| ← 500 | 501 | 502 → |
- Cardinal: five hundred one
- Ordinal: 501st (five hundred first)
- Factorization: 3 × 167
- Divisors: 1, 3, 167, 501
- Greek numeral: ΦΑ´
- Roman numeral: DI, di
- Binary: 111110101_{2}
- Ternary: 200120_{3}
- Senary: 2153_{6}
- Octal: 765_{8}
- Duodecimal: 359_{12}
- Hexadecimal: 1F5_{16}

= 501 (number) =

501 (five hundred [and] one) is the natural number following 500 and preceding 502.

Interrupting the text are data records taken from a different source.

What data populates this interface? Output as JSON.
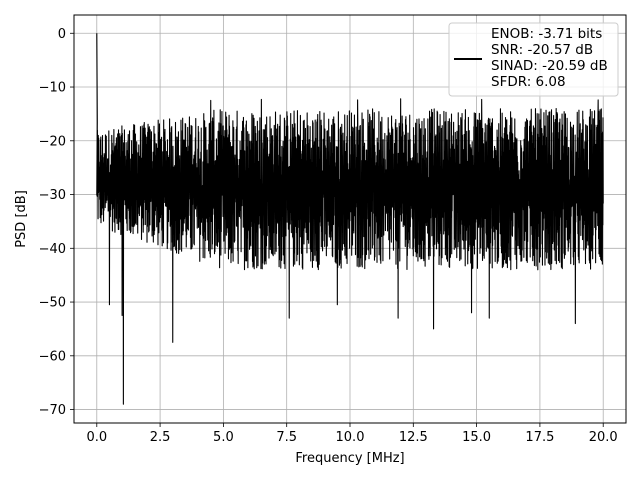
{
  "chart_data": {
    "type": "line",
    "title": "",
    "xlabel": "Frequency [MHz]",
    "ylabel": "PSD [dB]",
    "xlim": [
      -0.9,
      20.9
    ],
    "ylim": [
      -72.5,
      3.4
    ],
    "grid": true,
    "legend_position": "top-right",
    "x_ticks": [
      {
        "value": 0.0,
        "label": "0.0"
      },
      {
        "value": 2.5,
        "label": "2.5"
      },
      {
        "value": 5.0,
        "label": "5.0"
      },
      {
        "value": 7.5,
        "label": "7.5"
      },
      {
        "value": 10.0,
        "label": "10.0"
      },
      {
        "value": 12.5,
        "label": "12.5"
      },
      {
        "value": 15.0,
        "label": "15.0"
      },
      {
        "value": 17.5,
        "label": "17.5"
      },
      {
        "value": 20.0,
        "label": "20.0"
      }
    ],
    "y_ticks": [
      {
        "value": 0,
        "label": "0"
      },
      {
        "value": -10,
        "label": "−10"
      },
      {
        "value": -20,
        "label": "−20"
      },
      {
        "value": -30,
        "label": "−30"
      },
      {
        "value": -40,
        "label": "−40"
      },
      {
        "value": -50,
        "label": "−50"
      },
      {
        "value": -60,
        "label": "−60"
      },
      {
        "value": -70,
        "label": "−70"
      }
    ],
    "legend_lines": [
      "ENOB: -3.71 bits",
      "SNR: -20.57 dB",
      "SINAD: -20.59 dB",
      "SFDR: 6.08"
    ],
    "series": [
      {
        "color": "#000000",
        "x_start": 0.0,
        "x_end": 20.0,
        "noise_floor_top": [
          -18,
          -14
        ],
        "noise_floor_bottom": [
          -36,
          -44
        ],
        "peaks": [
          {
            "x": 0.0,
            "y": 0.0
          },
          {
            "x": 0.02,
            "y": -16.5
          },
          {
            "x": 1.05,
            "y": -69.0
          },
          {
            "x": 3.0,
            "y": -57.5
          },
          {
            "x": 0.5,
            "y": -50.5
          },
          {
            "x": 1.0,
            "y": -52.5
          },
          {
            "x": 7.6,
            "y": -53.0
          },
          {
            "x": 9.5,
            "y": -50.5
          },
          {
            "x": 11.9,
            "y": -53.0
          },
          {
            "x": 13.3,
            "y": -55.0
          },
          {
            "x": 14.8,
            "y": -52.0
          },
          {
            "x": 15.5,
            "y": -53.0
          },
          {
            "x": 18.9,
            "y": -54.0
          },
          {
            "x": 4.5,
            "y": -12.5
          },
          {
            "x": 6.5,
            "y": -12.3
          },
          {
            "x": 10.3,
            "y": -12.4
          },
          {
            "x": 12.0,
            "y": -12.2
          },
          {
            "x": 15.2,
            "y": -12.3
          },
          {
            "x": 19.8,
            "y": -12.4
          }
        ]
      }
    ]
  }
}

501 is the sum of the first eighteen primes. 501 is palindromic in bases 9 (616_{9}) and 20 (151_{20}).
There are 501 degree-8 polynomials with integer coefficients, all of whose roots are in the unit disk.
There are 501 ways of partitioning the digits from 0 to 9 into two sets, each of which contains at least two digits, and 501 ways of partitioning a set of five elements into any number of ordered sequences.
501 is also a figurate number based on the 5-orthoplex or 5-dimensional cross polytope.

==Other uses==
In the gematria of Eleazar of Worms, the Hebrew words "temunah" (image) and "parsuf 'adam" (human face) both had the numerological value of 501. Eleazar used this equivalence to argue that, in several Biblical passages, God appeared to His prophets in the form of a human face.

501 is commonly used to refer to people deported from Australia under section 501 of the 1958 Migration Act.